Students: break into as many groups as there are proctors.

Facilitator says: before you head out, answer these questions:1

  • Who are the organizers and logistics people at this camp?
  • Is there cell reception in camp?
  • Who has a charged phone?
  • What is the local emergency number for medical/trauma emergencies? What resources exist for someone in camp who needs help with sexual/domestic violence, STI/blood-borne illness testing/treatment, mental health crisis, poisoning, or addictions recovery support?
  • If you call 911, what hospital will someone end up at?
  • What is our camp evacuation route?
  • How long would it take to evacuate one limping (assisted) or unresponsive (carried) person to a rendezvous point? All the way to definitive care?

Groups: Go assess the scene around the training location for 10 minutes. As they walk around, their proctor asks Dick Reilly-style questions like these:

  • Where are your exits?
  • Where are your treatment areas?
  • Where are the police?
  • Where are their bosses?
  • Where are the legal observers?
  • Where are children and elders?
  • Could the weather change?
  • Who is most at risk here and why?
  • What are the biggest dangers here and why?
    • What are choke points?
    • Obstacles for panicked crowd?
    • How can we calm crowd?
  • What is the state of food, water, and sanitation?
  • Where are alcohol and intoxication clustered?
  • Where can someone go to get away from all alcohol and intoxication all night?
  • Where can someone shelter-in-place out of weather?
  • How can someone leave camp to get care or go home?
  • If "…," then what would you do?2
  • If "…," who would you involve, where would you refer the person, or who could improve the situation?


Facilitator asks: How did communicating about the scene as a group change your individual perception of it?

If your team sees injured protesters

Facilitator says: Look for danger/needs/resources. Stop to decide plan and activate back-up. Scene assessment continues while your buddy team:

  1. Exits the scene,
  2. Uses available resources to control scene (but does not assesspatient or provide care),
  3. Or controls scene, engages patient, prepares to do advocacy.

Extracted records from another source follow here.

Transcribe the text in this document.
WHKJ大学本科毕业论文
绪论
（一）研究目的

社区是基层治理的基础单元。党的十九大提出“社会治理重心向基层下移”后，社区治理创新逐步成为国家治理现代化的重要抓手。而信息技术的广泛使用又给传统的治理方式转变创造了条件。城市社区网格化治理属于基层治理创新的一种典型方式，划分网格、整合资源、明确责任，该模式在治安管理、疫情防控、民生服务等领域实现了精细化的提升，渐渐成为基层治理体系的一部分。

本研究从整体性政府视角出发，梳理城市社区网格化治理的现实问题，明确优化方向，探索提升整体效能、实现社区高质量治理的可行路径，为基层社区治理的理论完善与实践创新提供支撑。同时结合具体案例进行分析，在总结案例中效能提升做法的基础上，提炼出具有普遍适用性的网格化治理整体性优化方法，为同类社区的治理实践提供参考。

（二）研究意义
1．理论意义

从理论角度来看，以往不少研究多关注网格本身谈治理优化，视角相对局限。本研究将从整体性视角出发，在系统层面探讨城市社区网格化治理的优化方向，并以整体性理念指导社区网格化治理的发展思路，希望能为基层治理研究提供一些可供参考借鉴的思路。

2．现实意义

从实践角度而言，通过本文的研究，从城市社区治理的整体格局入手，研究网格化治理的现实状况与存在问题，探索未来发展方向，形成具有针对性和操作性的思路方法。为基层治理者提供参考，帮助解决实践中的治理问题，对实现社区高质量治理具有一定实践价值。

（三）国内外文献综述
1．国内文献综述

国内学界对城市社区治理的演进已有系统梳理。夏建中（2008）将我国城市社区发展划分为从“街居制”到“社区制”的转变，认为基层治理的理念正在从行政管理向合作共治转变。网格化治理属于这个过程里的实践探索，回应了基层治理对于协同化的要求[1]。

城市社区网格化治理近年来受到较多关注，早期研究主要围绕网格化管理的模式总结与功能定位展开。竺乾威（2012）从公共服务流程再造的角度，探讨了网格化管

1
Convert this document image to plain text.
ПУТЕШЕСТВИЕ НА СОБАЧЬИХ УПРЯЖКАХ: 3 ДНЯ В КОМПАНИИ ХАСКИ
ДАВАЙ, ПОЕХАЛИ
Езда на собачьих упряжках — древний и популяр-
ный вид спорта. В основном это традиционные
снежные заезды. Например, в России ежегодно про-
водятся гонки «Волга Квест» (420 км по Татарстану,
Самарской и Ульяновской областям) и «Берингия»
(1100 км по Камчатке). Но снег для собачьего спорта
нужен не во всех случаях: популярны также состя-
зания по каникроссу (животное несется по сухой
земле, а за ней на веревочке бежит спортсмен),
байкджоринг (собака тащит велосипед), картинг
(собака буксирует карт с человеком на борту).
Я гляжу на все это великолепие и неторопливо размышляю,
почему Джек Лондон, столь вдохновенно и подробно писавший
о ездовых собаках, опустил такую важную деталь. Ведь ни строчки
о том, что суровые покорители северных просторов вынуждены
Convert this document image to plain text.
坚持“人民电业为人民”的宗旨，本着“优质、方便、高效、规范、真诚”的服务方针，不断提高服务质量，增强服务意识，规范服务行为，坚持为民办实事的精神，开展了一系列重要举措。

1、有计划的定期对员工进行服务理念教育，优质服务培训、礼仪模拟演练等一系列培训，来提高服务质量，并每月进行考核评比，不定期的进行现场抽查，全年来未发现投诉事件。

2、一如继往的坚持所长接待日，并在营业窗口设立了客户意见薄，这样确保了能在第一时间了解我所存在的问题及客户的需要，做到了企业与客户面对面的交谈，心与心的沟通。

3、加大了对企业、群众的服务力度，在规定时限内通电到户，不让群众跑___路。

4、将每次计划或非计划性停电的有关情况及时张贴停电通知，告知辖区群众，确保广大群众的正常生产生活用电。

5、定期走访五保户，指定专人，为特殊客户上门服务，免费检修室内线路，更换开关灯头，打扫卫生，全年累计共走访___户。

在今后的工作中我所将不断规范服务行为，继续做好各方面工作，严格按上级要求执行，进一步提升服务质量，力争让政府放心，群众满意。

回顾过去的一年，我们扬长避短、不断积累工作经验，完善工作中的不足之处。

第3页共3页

Calling 911 to activate EMS

  • Know location; In city: exact address if possible, at least cross streets. In backwoods: know name of your area, directions to road-accessible rendezvous point, nearest highway mile marker, GPS coordinates.
  • If you’re a medical professional, identify your title, cert or shield number for authority drag purposes (or choose to remain anonymous).
  • Say patient’s chief complaint (if known). Follow dispatcher’s lead. Stay on phone. Response time depends on 911 dispatcher’s assessment of urgency and availability of responders.

Scene control options

Get to a safer scene by foot, car, transit, cab, or ambulance

  • Get out of cold, rain, wind, or heat.
  • Help someone back up from a fight
  • Get to wellness center or hospital.

Stay put; make scene safer around you

  • Calm, comfort, reassure: Sometimes the scene is safe but the injured person is so hyped he doesn’t recognize it is safe.
  • De-escalate and redirect hostile/nosy bystanders: Use humor, give something to do, be polite, firm, and cheerful.